Saturday, 15 October 2011

Library DVDs are not bad!

The Blockbuster ticket logo on its old shop,
covered with a policing sign
presumably to deter break-ins
It's probably not news to report that our nearest DVD rental shops have both gone out of business. Blockbuster: busted!

I'd subscribe to Netflix if I could, but it isn't available in the UK. Maybe in 2012, says Which magazine... Meanwhile, I go to the library and check out DVDs for 50 pence each (that's about 80 cents). And what good films I've found, mostly true stories or at least based on historic incidents:

• "The Lives of Others", a 2006 German film about a Stasi agent who becomes disillusioned with his commitment to East German politics
• "K-19 Widowmaker", a 2002 Harrison Ford film about a Soviet nuclear sub disaster off the coast of Greenland in 1961, the story only becoming known after Glasnost
• "The Last Contract", a 1997 Swedish film about the killing of Olof Palme, the Prime Minister of Sweden
• "Kinsey", a 2004 film with Liam Neeson; a biography of the sex researcher
• Not to mention "A change of seasons", which was true to life if not true

The pickings are small at the library, but so far so good and can't fault the price!
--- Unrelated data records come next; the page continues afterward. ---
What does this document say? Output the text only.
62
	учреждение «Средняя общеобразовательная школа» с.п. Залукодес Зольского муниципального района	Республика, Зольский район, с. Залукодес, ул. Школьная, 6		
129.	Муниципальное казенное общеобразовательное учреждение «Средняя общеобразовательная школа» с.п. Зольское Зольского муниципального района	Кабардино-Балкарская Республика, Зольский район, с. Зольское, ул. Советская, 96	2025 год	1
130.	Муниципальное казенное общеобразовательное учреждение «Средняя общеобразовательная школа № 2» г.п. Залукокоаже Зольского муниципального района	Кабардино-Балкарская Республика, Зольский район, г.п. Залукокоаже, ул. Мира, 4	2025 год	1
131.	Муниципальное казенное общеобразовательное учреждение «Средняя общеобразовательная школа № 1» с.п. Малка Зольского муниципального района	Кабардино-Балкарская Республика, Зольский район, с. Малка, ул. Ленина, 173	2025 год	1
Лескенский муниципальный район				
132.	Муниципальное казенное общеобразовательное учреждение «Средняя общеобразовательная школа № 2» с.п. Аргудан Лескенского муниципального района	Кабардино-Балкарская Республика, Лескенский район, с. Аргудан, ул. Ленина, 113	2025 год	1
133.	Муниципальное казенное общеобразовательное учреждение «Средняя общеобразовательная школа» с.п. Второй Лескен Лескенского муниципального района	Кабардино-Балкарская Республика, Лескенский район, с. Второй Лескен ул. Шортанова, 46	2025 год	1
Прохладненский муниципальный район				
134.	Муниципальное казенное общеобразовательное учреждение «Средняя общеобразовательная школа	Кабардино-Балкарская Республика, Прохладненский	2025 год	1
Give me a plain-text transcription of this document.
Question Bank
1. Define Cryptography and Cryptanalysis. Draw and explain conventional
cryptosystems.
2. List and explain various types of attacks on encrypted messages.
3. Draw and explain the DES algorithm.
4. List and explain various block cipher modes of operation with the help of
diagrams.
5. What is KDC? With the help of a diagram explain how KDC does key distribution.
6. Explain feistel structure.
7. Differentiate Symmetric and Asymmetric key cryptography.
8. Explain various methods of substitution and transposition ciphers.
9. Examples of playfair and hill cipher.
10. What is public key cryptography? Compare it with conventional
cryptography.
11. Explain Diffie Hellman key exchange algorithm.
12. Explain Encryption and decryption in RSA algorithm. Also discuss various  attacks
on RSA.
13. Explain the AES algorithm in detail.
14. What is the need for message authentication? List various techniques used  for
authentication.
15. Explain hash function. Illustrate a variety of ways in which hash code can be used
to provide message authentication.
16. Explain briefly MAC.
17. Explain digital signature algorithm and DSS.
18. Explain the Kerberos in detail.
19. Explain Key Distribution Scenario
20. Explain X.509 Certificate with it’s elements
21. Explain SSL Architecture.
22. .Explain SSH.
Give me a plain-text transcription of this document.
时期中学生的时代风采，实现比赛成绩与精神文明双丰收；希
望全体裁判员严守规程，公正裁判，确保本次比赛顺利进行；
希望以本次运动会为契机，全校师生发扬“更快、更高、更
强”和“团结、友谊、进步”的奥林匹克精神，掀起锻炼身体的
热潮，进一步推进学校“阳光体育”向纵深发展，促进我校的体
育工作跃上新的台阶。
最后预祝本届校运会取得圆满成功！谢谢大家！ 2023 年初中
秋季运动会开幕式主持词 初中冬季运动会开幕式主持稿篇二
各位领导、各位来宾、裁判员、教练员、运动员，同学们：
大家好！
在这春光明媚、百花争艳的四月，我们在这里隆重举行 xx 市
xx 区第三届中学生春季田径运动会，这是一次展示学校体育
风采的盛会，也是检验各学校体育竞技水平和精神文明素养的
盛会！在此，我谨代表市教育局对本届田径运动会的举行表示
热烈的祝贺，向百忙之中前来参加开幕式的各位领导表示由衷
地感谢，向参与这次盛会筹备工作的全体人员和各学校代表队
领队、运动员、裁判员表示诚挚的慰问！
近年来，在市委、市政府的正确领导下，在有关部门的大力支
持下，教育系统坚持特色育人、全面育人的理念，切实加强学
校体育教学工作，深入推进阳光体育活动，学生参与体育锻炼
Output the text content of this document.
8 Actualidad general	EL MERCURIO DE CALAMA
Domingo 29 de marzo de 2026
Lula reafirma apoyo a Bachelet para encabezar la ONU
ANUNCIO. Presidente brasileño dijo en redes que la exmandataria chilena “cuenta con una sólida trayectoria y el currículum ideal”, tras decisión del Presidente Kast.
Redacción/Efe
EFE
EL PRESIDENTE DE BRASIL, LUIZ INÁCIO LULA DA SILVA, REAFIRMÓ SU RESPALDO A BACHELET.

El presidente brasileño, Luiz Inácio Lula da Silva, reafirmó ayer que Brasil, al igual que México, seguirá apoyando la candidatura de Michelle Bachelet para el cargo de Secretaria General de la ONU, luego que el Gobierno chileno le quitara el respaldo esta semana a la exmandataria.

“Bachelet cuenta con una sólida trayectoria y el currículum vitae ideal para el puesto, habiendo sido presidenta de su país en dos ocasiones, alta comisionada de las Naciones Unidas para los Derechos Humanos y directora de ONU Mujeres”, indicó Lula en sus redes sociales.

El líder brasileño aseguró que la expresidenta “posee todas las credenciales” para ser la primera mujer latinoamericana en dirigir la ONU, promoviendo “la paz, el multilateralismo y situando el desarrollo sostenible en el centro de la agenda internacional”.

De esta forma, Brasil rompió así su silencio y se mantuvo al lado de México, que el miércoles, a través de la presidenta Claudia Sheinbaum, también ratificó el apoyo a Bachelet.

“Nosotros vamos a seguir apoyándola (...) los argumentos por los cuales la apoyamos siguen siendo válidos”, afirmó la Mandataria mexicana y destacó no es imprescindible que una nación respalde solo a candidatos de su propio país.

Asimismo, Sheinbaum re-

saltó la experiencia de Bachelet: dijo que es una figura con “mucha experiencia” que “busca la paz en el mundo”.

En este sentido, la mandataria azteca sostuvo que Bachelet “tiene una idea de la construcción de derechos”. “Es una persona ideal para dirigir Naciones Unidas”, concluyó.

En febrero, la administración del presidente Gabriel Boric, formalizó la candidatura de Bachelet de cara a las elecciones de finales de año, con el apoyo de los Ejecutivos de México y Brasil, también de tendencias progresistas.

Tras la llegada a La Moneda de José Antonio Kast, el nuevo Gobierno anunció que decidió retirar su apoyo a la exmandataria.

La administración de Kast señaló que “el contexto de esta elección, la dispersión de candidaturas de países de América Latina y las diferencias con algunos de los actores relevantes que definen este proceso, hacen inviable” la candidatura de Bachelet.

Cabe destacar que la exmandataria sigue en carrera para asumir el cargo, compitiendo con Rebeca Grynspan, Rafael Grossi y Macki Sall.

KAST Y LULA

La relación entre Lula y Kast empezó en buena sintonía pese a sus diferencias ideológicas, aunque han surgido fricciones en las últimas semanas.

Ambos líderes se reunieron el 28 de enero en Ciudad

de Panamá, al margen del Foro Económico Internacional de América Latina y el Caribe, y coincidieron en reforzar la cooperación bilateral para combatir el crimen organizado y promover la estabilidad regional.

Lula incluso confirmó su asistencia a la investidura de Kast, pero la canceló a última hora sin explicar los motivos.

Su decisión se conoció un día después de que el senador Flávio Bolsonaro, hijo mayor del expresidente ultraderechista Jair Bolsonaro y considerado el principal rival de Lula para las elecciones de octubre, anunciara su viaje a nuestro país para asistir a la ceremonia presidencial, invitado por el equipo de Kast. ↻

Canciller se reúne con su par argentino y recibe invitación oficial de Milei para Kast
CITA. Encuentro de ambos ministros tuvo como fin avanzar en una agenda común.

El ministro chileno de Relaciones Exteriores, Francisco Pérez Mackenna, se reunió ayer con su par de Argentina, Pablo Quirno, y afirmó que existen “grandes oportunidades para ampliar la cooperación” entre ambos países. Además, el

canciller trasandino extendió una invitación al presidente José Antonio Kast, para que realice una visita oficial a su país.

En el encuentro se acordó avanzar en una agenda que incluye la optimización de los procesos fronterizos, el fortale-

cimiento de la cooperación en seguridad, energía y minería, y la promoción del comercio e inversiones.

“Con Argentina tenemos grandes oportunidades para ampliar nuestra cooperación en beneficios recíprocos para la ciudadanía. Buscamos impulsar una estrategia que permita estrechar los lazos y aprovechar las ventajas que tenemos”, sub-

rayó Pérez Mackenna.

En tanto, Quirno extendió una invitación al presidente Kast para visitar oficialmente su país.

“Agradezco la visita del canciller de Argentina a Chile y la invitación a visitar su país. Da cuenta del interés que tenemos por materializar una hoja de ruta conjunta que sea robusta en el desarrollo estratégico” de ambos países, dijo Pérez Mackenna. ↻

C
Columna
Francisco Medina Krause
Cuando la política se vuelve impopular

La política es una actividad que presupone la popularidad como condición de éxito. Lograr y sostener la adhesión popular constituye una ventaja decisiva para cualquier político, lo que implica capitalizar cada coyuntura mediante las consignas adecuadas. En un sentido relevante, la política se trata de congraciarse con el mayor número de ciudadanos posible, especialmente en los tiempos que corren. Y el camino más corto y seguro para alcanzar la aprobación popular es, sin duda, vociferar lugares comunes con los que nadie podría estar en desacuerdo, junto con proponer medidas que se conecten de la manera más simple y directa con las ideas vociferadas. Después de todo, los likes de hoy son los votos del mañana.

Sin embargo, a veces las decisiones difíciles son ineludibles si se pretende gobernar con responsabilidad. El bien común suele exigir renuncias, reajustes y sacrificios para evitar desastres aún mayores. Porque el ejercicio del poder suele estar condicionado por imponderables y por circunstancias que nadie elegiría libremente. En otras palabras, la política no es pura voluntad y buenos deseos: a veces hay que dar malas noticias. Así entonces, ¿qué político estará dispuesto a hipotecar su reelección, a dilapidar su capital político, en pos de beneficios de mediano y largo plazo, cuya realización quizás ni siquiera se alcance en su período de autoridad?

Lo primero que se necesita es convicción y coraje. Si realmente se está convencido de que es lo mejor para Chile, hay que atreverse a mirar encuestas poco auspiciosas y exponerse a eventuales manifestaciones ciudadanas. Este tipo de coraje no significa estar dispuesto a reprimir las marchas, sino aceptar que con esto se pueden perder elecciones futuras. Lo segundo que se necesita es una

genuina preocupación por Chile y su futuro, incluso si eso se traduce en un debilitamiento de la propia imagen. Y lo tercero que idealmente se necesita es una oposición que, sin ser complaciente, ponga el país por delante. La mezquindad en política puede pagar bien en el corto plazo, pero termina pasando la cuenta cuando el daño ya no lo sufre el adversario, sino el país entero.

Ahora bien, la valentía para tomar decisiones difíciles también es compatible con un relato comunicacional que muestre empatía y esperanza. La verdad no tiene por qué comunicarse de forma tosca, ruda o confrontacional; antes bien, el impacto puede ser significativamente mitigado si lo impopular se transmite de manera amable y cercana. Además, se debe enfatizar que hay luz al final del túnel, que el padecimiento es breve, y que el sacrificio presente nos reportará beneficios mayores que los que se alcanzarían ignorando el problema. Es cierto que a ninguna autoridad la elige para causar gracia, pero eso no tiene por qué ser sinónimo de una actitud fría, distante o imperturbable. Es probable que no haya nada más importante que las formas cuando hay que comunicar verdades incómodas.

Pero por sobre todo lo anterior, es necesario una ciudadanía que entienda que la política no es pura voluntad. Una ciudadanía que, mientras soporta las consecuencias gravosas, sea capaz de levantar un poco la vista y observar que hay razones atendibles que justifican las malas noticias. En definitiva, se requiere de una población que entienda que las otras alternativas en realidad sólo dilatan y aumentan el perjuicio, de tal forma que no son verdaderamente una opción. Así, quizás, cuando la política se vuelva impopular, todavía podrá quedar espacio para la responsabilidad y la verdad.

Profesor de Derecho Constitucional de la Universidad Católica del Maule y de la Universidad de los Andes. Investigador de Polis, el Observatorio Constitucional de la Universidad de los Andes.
Too bad, though, that councils are closing libraries all over Britain in these austere times, despite arguments that they are community centres in and of themselves, with computer classes and literacy help groups – not to mention a warm daily refuge for the homeless. We can all petition to save the libraries, but maybe we should also donate books and DVDs, so that maybe the libraries can use some of their funds to stay open instead of buying more stock. Do you have any worthy ones to donate?